Utoro was a symbol of discrimination against the Zainichi, or ethnic Koreans in Japan. A large number of Koreans were mobilized as construction workers for a military airfield in Utoro in 1941 while Korea was a colony of Japan. The project was suspended when Japan was defeated in the Pacific War. Abandoned and having nowhere else to go, Koreans went on living in Utoro amid persistent threats of eviction and other forms of discrimination.

The city is finally hoping for a better future. The scars of 80 years may not disappear soon, but people want to move on. The museum opening could be a new start for them.

The museum is a plain three-floor, 450-square meter building with exhibition and performance halls, as well as a storage facility. At the front of the building sits a recreation of a temporary dormitory for Korean workers on the construction site.

Families of 1,300 Koreans lived in a tiny shabby quarter of less than 10 square meters. Living conditions were meager after the war. Those who could not afford to return home had to remain and survive day by day. The Japanese government and city authorities chose to ignore them. It was only in March 1988 when the town had a public water system. Until then, people had to pump water for drinking and washing. Health conditions inevitably were deplorable.

The residents finally raised their voices in the late 1990s when a property developer who purchased the land sought a court order to force them out.

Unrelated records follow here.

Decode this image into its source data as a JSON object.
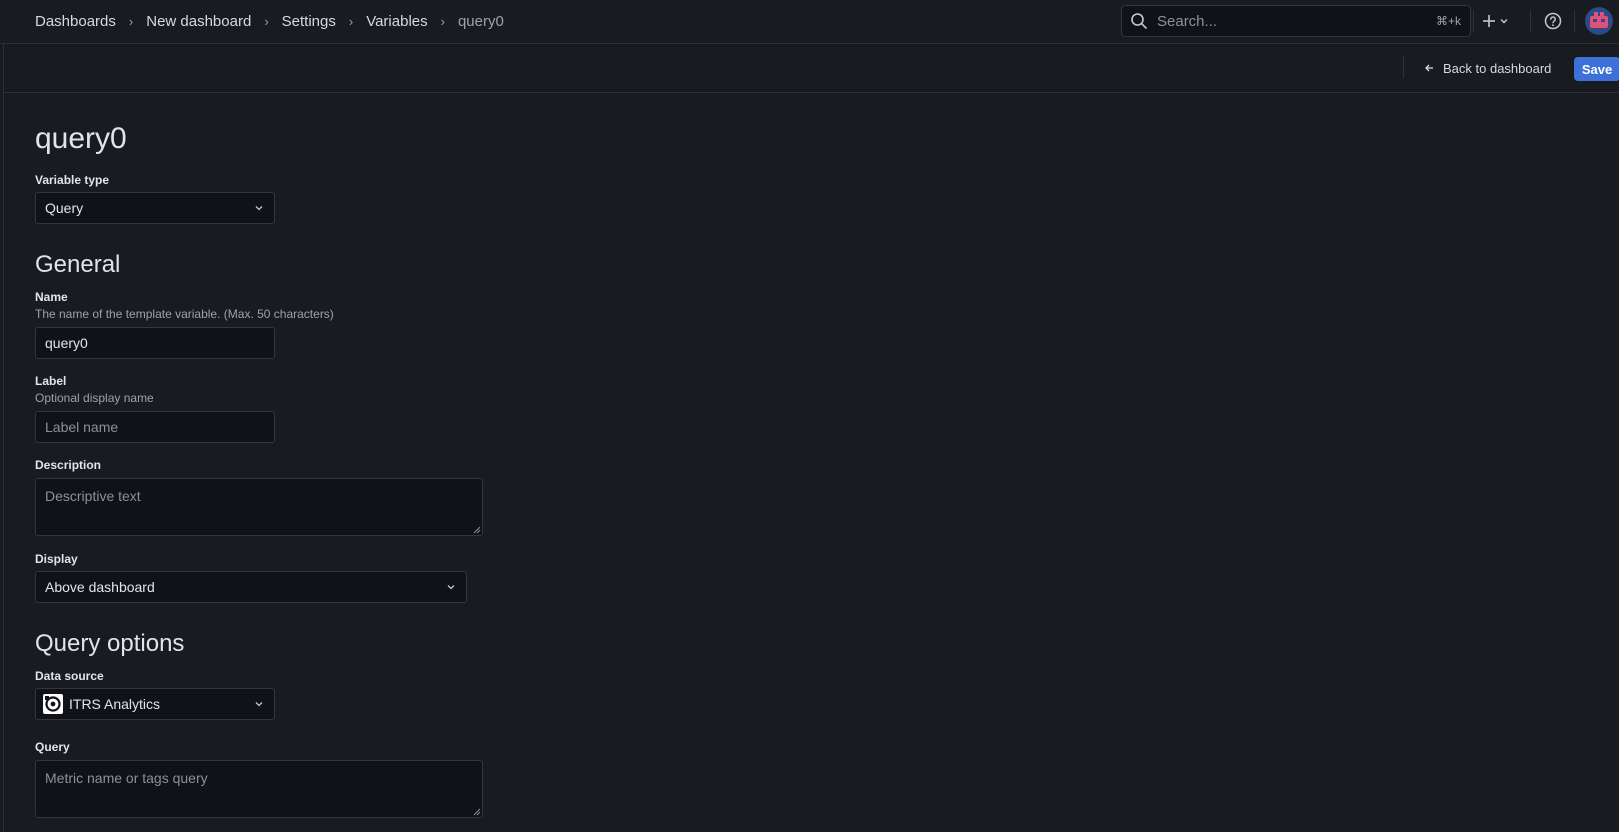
{
  "breadcrumb": {
    "items": [
      "Dashboards",
      "New dashboard",
      "Settings",
      "Variables"
    ],
    "current": "query0"
  },
  "search": {
    "placeholder": "Search...",
    "shortcut": "⌘+k"
  },
  "toolbar": {
    "back_label": "Back to dashboard",
    "save_label": "Save"
  },
  "page": {
    "title": "query0"
  },
  "variable_type": {
    "label": "Variable type",
    "value": "Query"
  },
  "general": {
    "title": "General",
    "name": {
      "label": "Name",
      "description": "The name of the template variable. (Max. 50 characters)",
      "value": "query0"
    },
    "label": {
      "label": "Label",
      "description": "Optional display name",
      "placeholder": "Label name"
    },
    "description": {
      "label": "Description",
      "placeholder": "Descriptive text"
    },
    "display": {
      "label": "Display",
      "value": "Above dashboard"
    }
  },
  "query_options": {
    "title": "Query options",
    "data_source": {
      "label": "Data source",
      "value": "ITRS Analytics"
    },
    "query": {
      "label": "Query",
      "placeholder": "Metric name or tags query"
    }
  },
  "colors": {
    "background": "#181b1f",
    "input_bg": "#111217",
    "primary": "#3d71d9"
  }
}
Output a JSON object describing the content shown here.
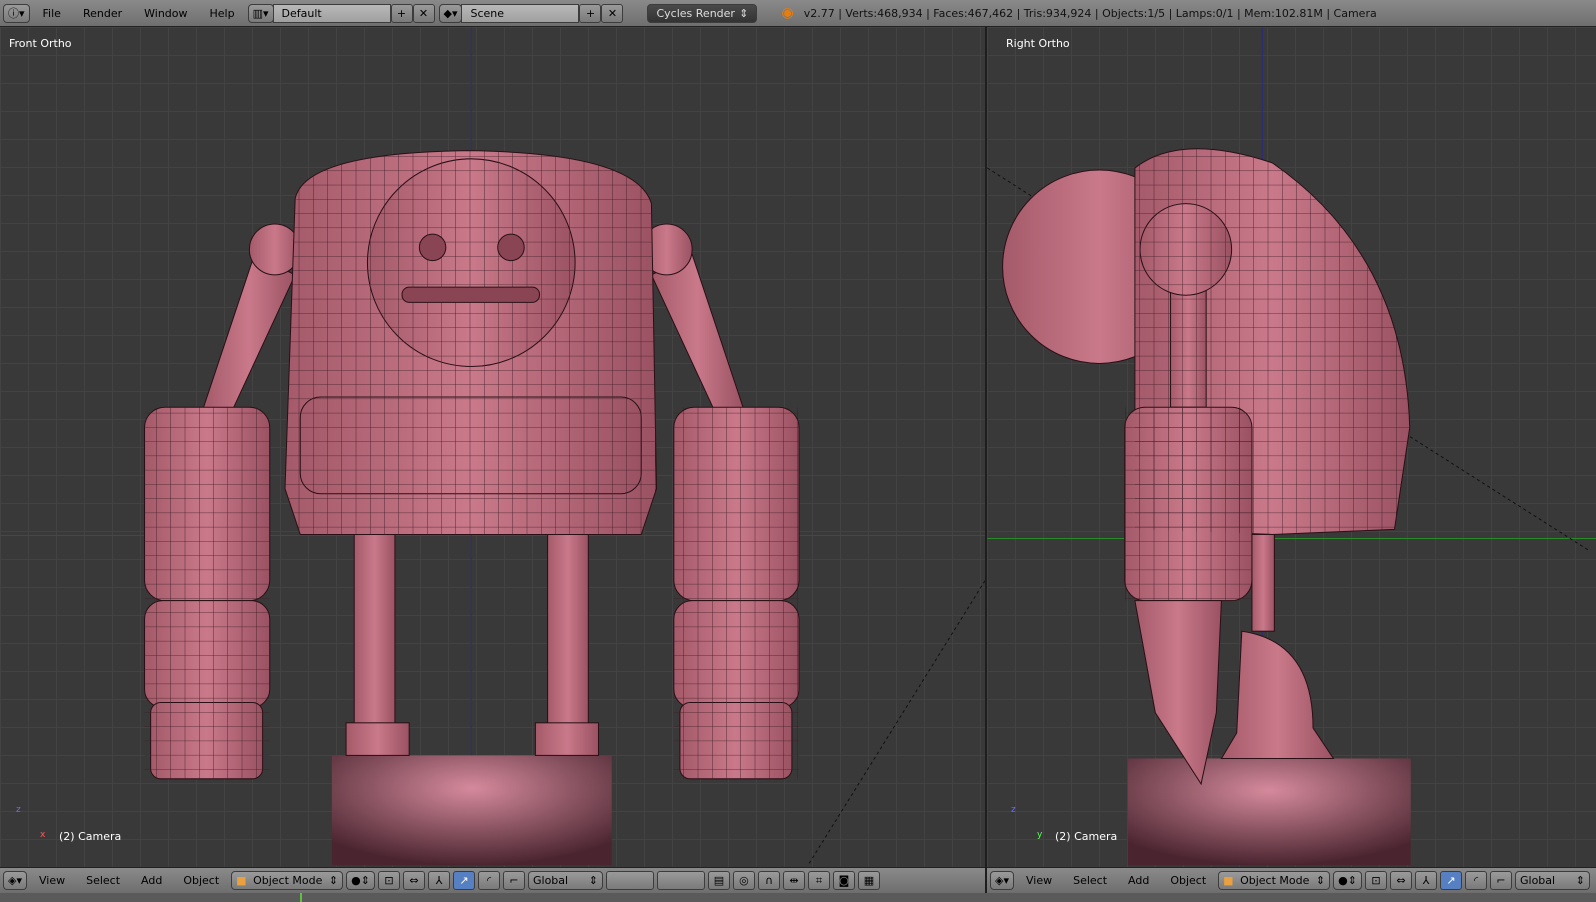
{
  "topbar": {
    "menus": [
      "File",
      "Render",
      "Window",
      "Help"
    ],
    "layout": "Default",
    "scene": "Scene",
    "engine": "Cycles Render",
    "stats": "v2.77 | Verts:468,934 | Faces:467,462 | Tris:934,924 | Objects:1/5 | Lamps:0/1 | Mem:102.81M | Camera"
  },
  "left_view": {
    "title": "Front Ortho",
    "object": "(2) Camera",
    "axes": [
      "z",
      "x"
    ]
  },
  "right_view": {
    "title": "Right Ortho",
    "object": "(2) Camera",
    "axes": [
      "z",
      "y"
    ]
  },
  "view_header": {
    "menus": [
      "View",
      "Select",
      "Add",
      "Object"
    ],
    "mode": "Object Mode",
    "orientation": "Global"
  },
  "colors": {
    "mesh": "#b86a7a",
    "background": "#393939",
    "x_axis": "#a02020",
    "y_axis": "#20a020",
    "z_axis": "#2020a0",
    "active_button": "#5680c2"
  }
}
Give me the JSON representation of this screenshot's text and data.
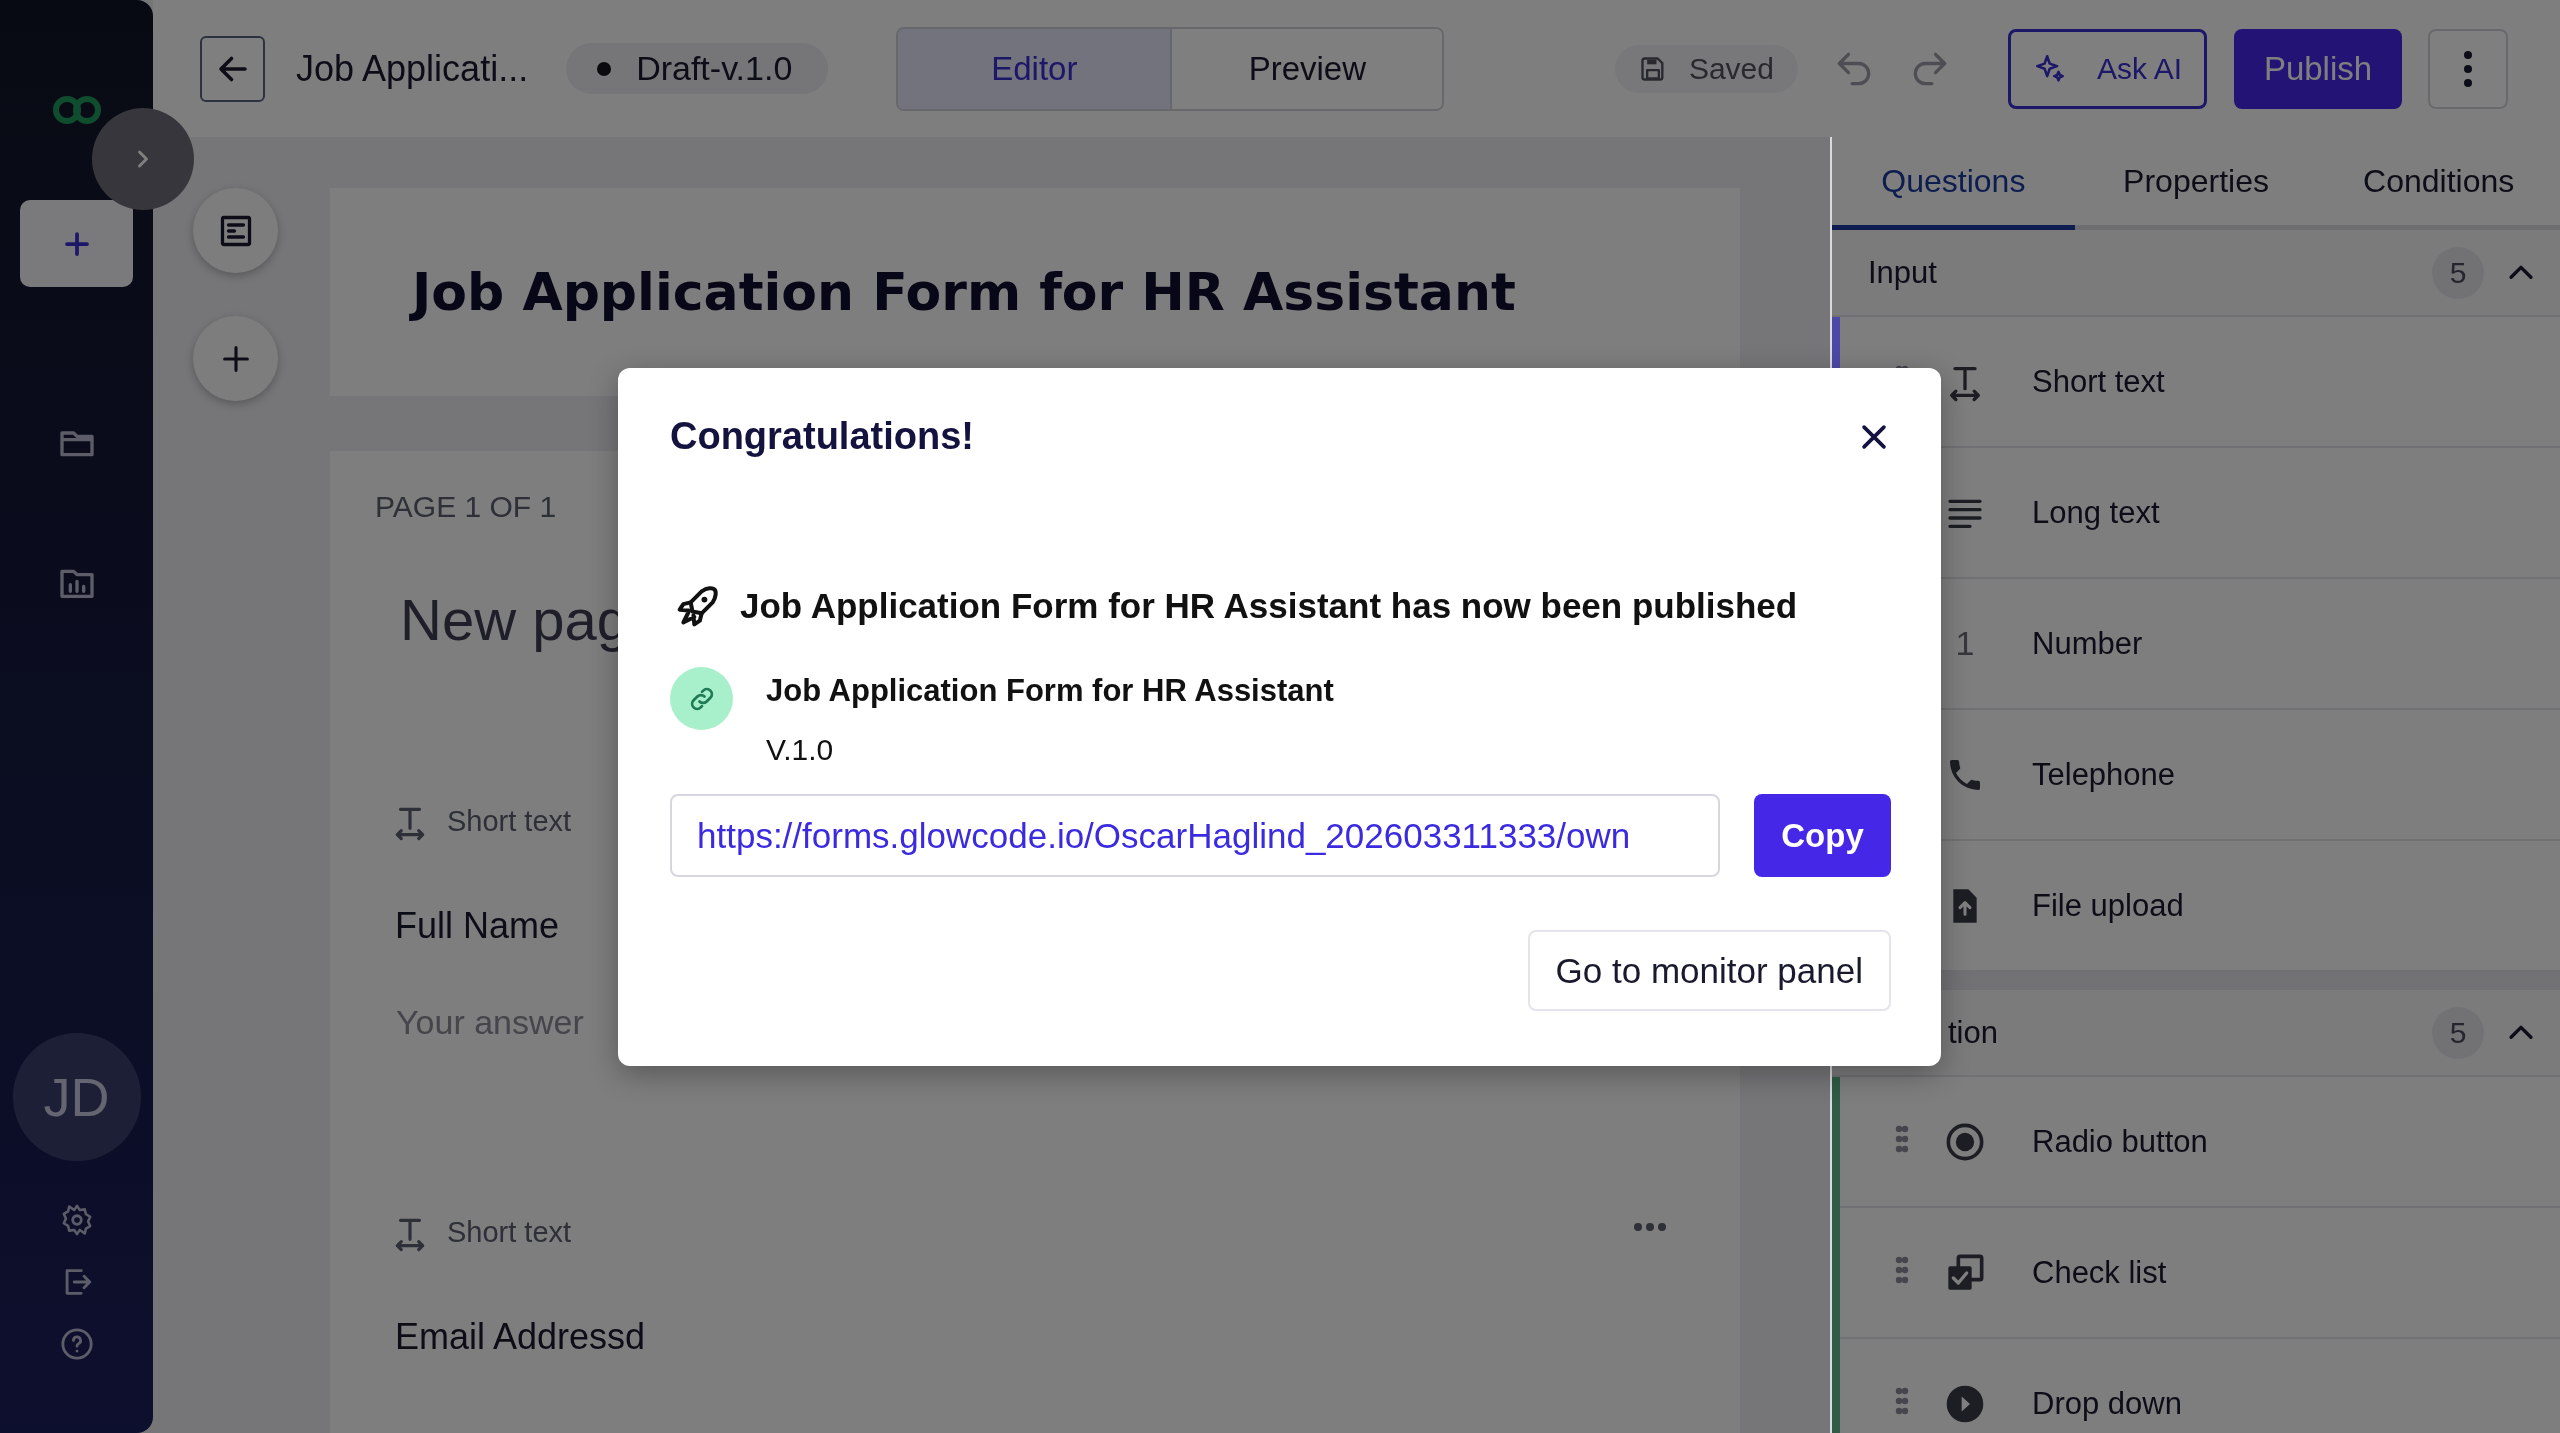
{
  "sidebar": {
    "avatar_initials": "JD"
  },
  "top_bar": {
    "title": "Job Applicati...",
    "status": "Draft-v.1.0",
    "view_tabs": [
      {
        "label": "Editor",
        "selected": true
      },
      {
        "label": "Preview",
        "selected": false
      }
    ],
    "save_status": "Saved",
    "ask_ai": "Ask AI",
    "publish": "Publish"
  },
  "form": {
    "title": "Job Application Form for HR Assistant",
    "page_label": "PAGE 1 OF 1",
    "page_title": "New pag",
    "questions": [
      {
        "type_label": "Short text",
        "title": "Full Name",
        "placeholder": "Your answer"
      },
      {
        "type_label": "Short text",
        "title": "Email Addressd"
      }
    ]
  },
  "panel": {
    "tabs": [
      {
        "label": "Questions",
        "selected": true
      },
      {
        "label": "Properties",
        "selected": false
      },
      {
        "label": "Conditions",
        "selected": false
      }
    ],
    "sections": [
      {
        "title": "Input",
        "count": "5",
        "expanded": true,
        "color": "#4c48a8",
        "items": [
          {
            "kind": "short",
            "label": "Short text",
            "handle": true
          },
          {
            "kind": "long",
            "label": "Long text",
            "handle": false
          },
          {
            "kind": "number",
            "label": "Number",
            "glyph": "1",
            "handle": false
          },
          {
            "kind": "phone",
            "label": "Telephone",
            "handle": false
          },
          {
            "kind": "file",
            "label": "File upload",
            "handle": false
          }
        ]
      },
      {
        "title": "tion",
        "count": "5",
        "expanded": true,
        "color": "#2e5c46",
        "items": [
          {
            "kind": "radio",
            "label": "Radio button",
            "handle": true
          },
          {
            "kind": "checklist",
            "label": "Check list",
            "handle": true
          },
          {
            "kind": "dropdown",
            "label": "Drop down",
            "handle": true
          }
        ]
      }
    ]
  },
  "dialog": {
    "title": "Congratulations!",
    "message": "Job Application Form for HR Assistant has now been published",
    "form_name": "Job Application Form for HR Assistant",
    "version": "V.1.0",
    "url": "https://forms.glowcode.io/OscarHaglind_202603311333/own",
    "copy": "Copy",
    "monitor": "Go to monitor panel"
  }
}
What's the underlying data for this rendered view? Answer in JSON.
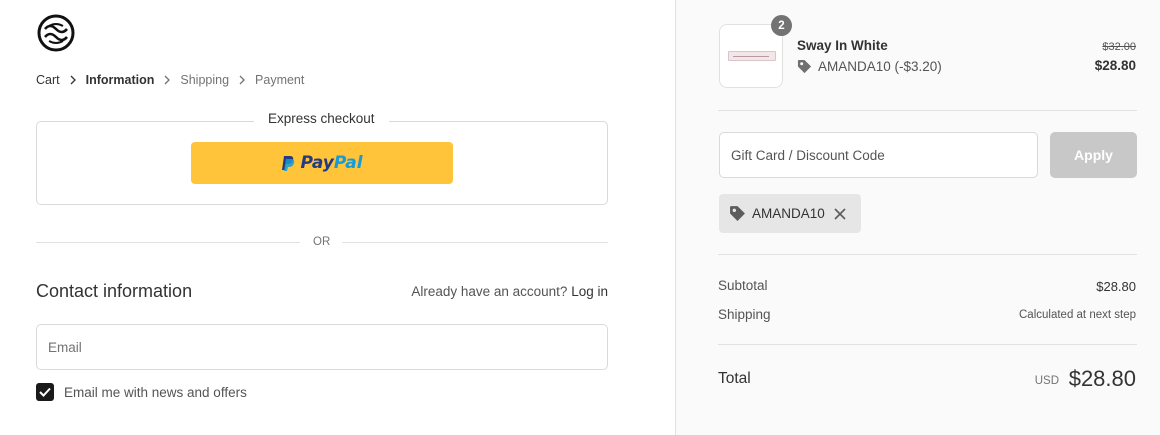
{
  "breadcrumb": {
    "items": [
      "Cart",
      "Information",
      "Shipping",
      "Payment"
    ]
  },
  "express": {
    "title": "Express checkout",
    "paypal_pay": "Pay",
    "paypal_pal": "Pal"
  },
  "or_text": "OR",
  "contact": {
    "title": "Contact information",
    "account_prompt": "Already have an account?",
    "login_link": "Log in",
    "email_placeholder": "Email",
    "newsletter_label": "Email me with news and offers",
    "newsletter_checked": true
  },
  "order": {
    "quantity": "2",
    "product_name": "Sway In White",
    "discount_line": "AMANDA10 (-$3.20)",
    "price_original": "$32.00",
    "price_final": "$28.80"
  },
  "discount": {
    "placeholder": "Gift Card / Discount Code",
    "apply_label": "Apply",
    "applied_code": "AMANDA10"
  },
  "summary": {
    "subtotal_label": "Subtotal",
    "subtotal_value": "$28.80",
    "shipping_label": "Shipping",
    "shipping_value": "Calculated at next step",
    "total_label": "Total",
    "currency": "USD",
    "total_value": "$28.80"
  },
  "colors": {
    "paypal_yellow": "#ffc439",
    "paypal_dark_blue": "#253b80",
    "paypal_light_blue": "#179bd7",
    "sidebar_bg": "#fafafa",
    "apply_disabled": "#c8c8c8",
    "chip_bg": "#e6e6e6"
  }
}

When Japan’s top court made a final ruling on the eviction in 2000, the residents and supporters from South Korea, Japan, and other places formed a united front, and the issue was brought to the United Nations in 2001. Upon a warning from the UN Committee on Economic, Social, and Cultural Rights that the forced eviction violated human rights, residents gained the courage to pursue a housing development project and a memorial museum with the help of the Korean and Japanese governments in spite of their history of discord and ill feelings.

Various events are planned for the opening. The museum will exhibit the records of mobilization of Korean workers, daily things Koreans lived on, documents in court battles against the forced eviction, and residents’ interviews. By recalling the past, they wish to dream of a future of coexistence. The neighborhood, however, remains vulnerable to the deteriorated relations between South Korea and Japan over historical issues.

Choi Sang-koo, director general of the Korean International Network (KIN), who took the lead in the fundraising for Utora residents and the building of the museum, worried the museum could be a target for hate crimes. There was an attempt to set fire to the museum last year. Hate stems from obliviousness to history.

Utoro is an ongoing concern. It sends a strong message to our society. It demands fundamental contemplation of discrimination and peace, beyond differences between the two countries. Rha Kyung-soo, a professor at Gakushuin Women’s College, noted that the Utoro issue drew international attention because it was universal issue. “Citizens must not let their thoughts and conscience stop at their borders. By breaking the wall within oneself and the walls called racism and sexism as well as other discriminations, we would be leaving a society with a value to our descendants, and that is the meaning of the fight for peace,” said the professor.